Archaeological site in Peru

Tumshukayko is a pre-Inca archeological site near Caraz, Huaylas Province, Ancash Region, Peru.

The site was only recently discovered and remains under research. Its main structures are found on the right bank of Llullán river, on the west flank of the Cordillera Blanca, and 1 km north of the city of Caraz. It stands at an elevation of 2300m above sea level. Recent investigations suggest that the site dates from the Late Preceramic (around 2000 BCE), even though upper sediment shows evidence of a later occupation (around 300 BCE - 300 CE), perhaps by the Recuay culture.

The earliest structures were probably built sometime between the occupation of La Galgada (3000–2000 BCE) and the era of the Chavín culture (1200–300 BCE). The artistic production resembles many of those found at the Moxeke complex in the Casma Valley.

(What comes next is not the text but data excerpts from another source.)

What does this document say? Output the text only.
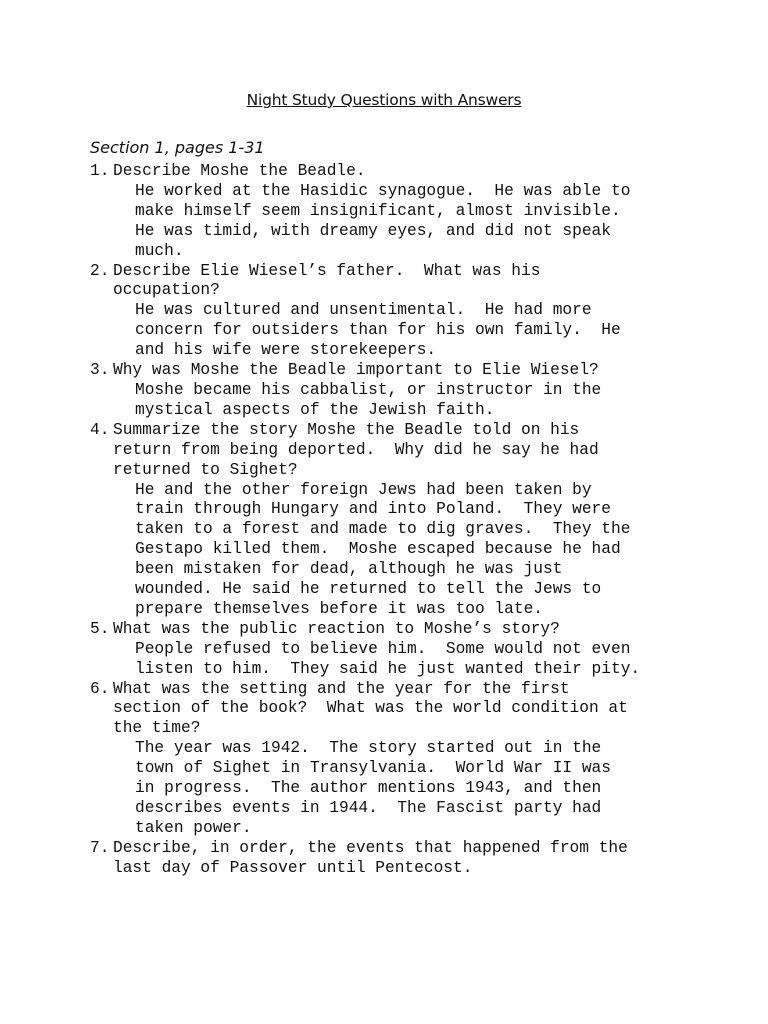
Night Study Questions with Answers
Section 1, pages 1-31

1. Describe Moshe the Beadle.

He worked at the Hasidic synagogue.  He was able to
make himself seem insignificant, almost invisible.
He was timid, with dreamy eyes, and did not speak
much.

2. Describe Elie Wiesel’s father.  What was his
occupation?

He was cultured and unsentimental.  He had more
concern for outsiders than for his own family.  He
and his wife were storekeepers.

3. Why was Moshe the Beadle important to Elie Wiesel?

Moshe became his cabbalist, or instructor in the
mystical aspects of the Jewish faith.

4. Summarize the story Moshe the Beadle told on his
return from being deported.  Why did he say he had
returned to Sighet?

He and the other foreign Jews had been taken by
train through Hungary and into Poland.  They were
taken to a forest and made to dig graves.  They the
Gestapo killed them.  Moshe escaped because he had
been mistaken for dead, although he was just
wounded. He said he returned to tell the Jews to
prepare themselves before it was too late.

5. What was the public reaction to Moshe’s story?

People refused to believe him.  Some would not even
listen to him.  They said he just wanted their pity.

6. What was the setting and the year for the first
section of the book?  What was the world condition at
the time?

The year was 1942.  The story started out in the
town of Sighet in Transylvania.  World War II was
in progress.  The author mentions 1943, and then
describes events in 1944.  The Fascist party had
taken power.

7. Describe, in order, the events that happened from the
last day of Passover until Pentecost.
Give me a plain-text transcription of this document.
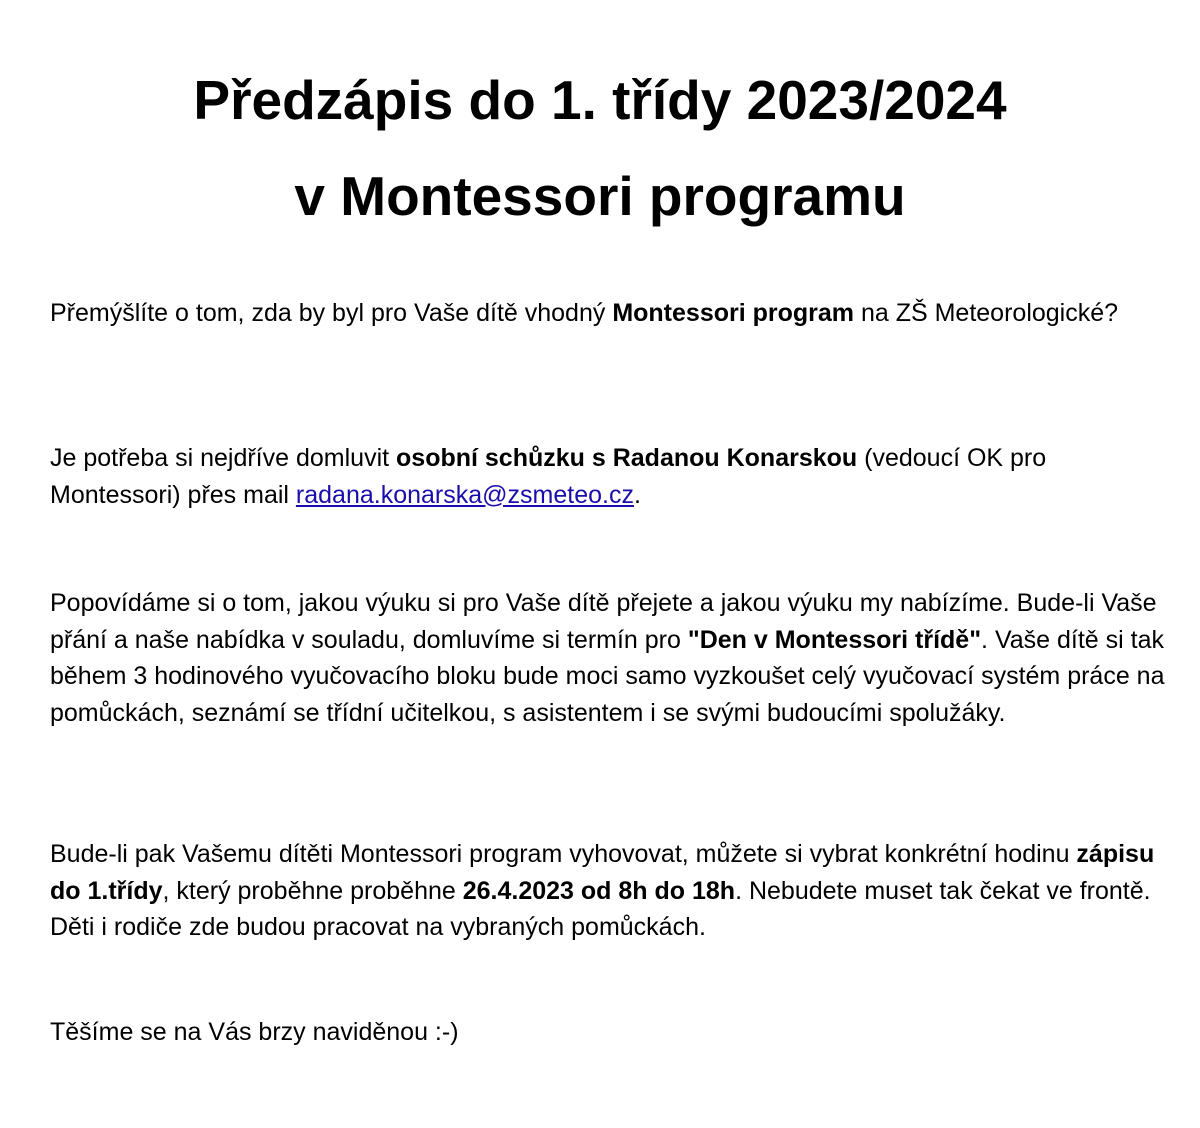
Předzápis do 1. třídy 2023/2024
v Montessori programu

Přemýšlíte o tom, zda by byl pro Vaše dítě vhodný Montessori program na ZŠ Meteorologické?

Je potřeba si nejdříve domluvit osobní schůzku s Radanou Konarskou (vedoucí OK pro Montessori) přes mail radana.konarska@zsmeteo.cz.

Popovídáme si o tom, jakou výuku si pro Vaše dítě přejete a jakou výuku my nabízíme. Bude-li Vaše přání a naše nabídka v souladu, domluvíme si termín pro "Den v Montessori třídě". Vaše dítě si tak během 3 hodinového vyučovacího bloku bude moci samo vyzkoušet celý vyučovací systém práce na pomůckách, seznámí se třídní učitelkou, s asistentem i se svými budoucími spolužáky.

Bude-li pak Vašemu dítěti Montessori program vyhovovat, můžete si vybrat konkrétní hodinu zápisu do 1.třídy, který proběhne proběhne 26.4.2023 od 8h do 18h. Nebudete muset tak čekat ve frontě. Děti i rodiče zde budou pracovat na vybraných pomůckách.

Těšíme se na Vás brzy naviděnou :-)
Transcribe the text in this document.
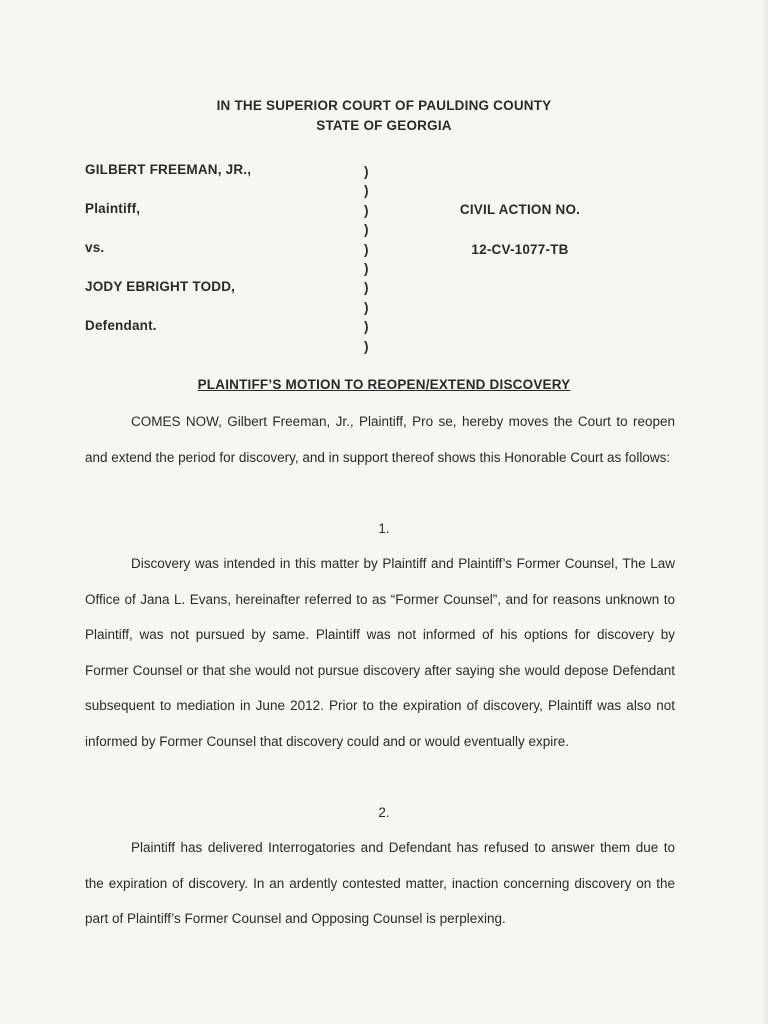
IN THE SUPERIOR COURT OF PAULDING COUNTY
STATE OF GEORGIA
GILBERT FREEMAN, JR.,
Plaintiff,
vs.
JODY EBRIGHT TODD,
Defendant.
)
)
)
)
)
)
)
)
)
)
CIVIL ACTION NO.
12-CV-1077-TB
PLAINTIFF’S MOTION TO REOPEN/EXTEND DISCOVERY

COMES NOW, Gilbert Freeman, Jr., Plaintiff, Pro se, hereby moves the Court to reopen and extend the period for discovery, and in support thereof shows this Honorable Court as follows:

1.

Discovery was intended in this matter by Plaintiff and Plaintiff’s Former Counsel, The Law Office of Jana L. Evans, hereinafter referred to as “Former Counsel”, and for reasons unknown to Plaintiff, was not pursued by same. Plaintiff was not informed of his options for discovery by Former Counsel or that she would not pursue discovery after saying she would depose Defendant subsequent to mediation in June 2012. Prior to the expiration of discovery, Plaintiff was also not informed by Former Counsel that discovery could and or would eventually expire.

2.

Plaintiff has delivered Interrogatories and Defendant has refused to answer them due to the expiration of discovery. In an ardently contested matter, inaction concerning discovery on the part of Plaintiff’s Former Counsel and Opposing Counsel is perplexing.
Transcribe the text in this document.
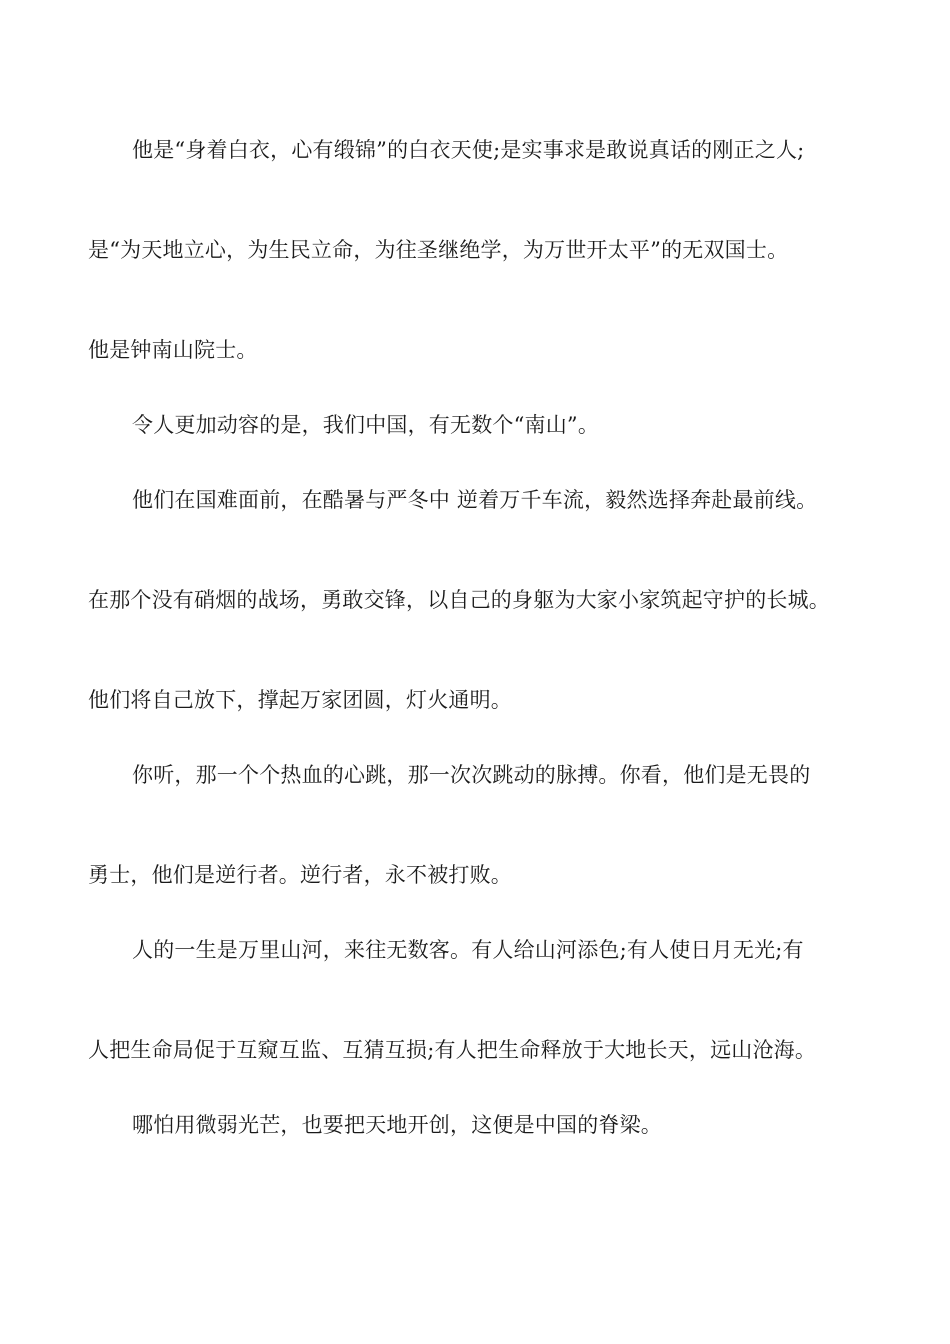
他是“身着白衣，心有缎锦”的白衣天使;是实事求是敢说真话的刚正之人;

是“为天地立心，为生民立命，为往圣继绝学，为万世开太平”的无双国士。

他是钟南山院士。

令人更加动容的是，我们中国，有无数个“南山”。

他们在国难面前，在酷暑与严冬中 逆着万千车流，毅然选择奔赴最前线。

在那个没有硝烟的战场，勇敢交锋，以自己的身躯为大家小家筑起守护的长城。

他们将自己放下，撑起万家团圆，灯火通明。

你听，那一个个热血的心跳，那一次次跳动的脉搏。你看，他们是无畏的

勇士，他们是逆行者。逆行者，永不被打败。

人的一生是万里山河，来往无数客。有人给山河添色;有人使日月无光;有

人把生命局促于互窥互监、互猜互损;有人把生命释放于大地长天，远山沧海。

哪怕用微弱光芒，也要把天地开创，这便是中国的脊梁。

Around 1873, the Italian explorer Antonio Raimondi described the location as a "hill", partially destroyed, built with huge stone walls. In 1919, Dr. Julio C. Tello confirmed this description, writing that the structure includes platforms and terraces forming interior aisles and stairways. Work was performed around 1990 to remove debris and waste.

==Importance==
In accordance with the general outline of the buildings, it seems to have served as a huge monumental center.

==Site description==
Tumshukayko stands 1 km north of the present-day city of Caraz, and was apparently a center for those people living in the surrounding areas. The fine stonework forms a circular structure, consisting of platforms, terraces, stairways, and lower semi-circular walls, separated by about 2.4m. The empty space was filled with loose rocks and earth. The outside walls are decorated with geometrical sculptures and carvings.

The structure extends approximately 300m in diameter and 25m in elevation. The most outstanding artefacts are the stone heads (cabezas clavas) and triangular stones, which are highly suggestive of a connection to the early Chavín culture.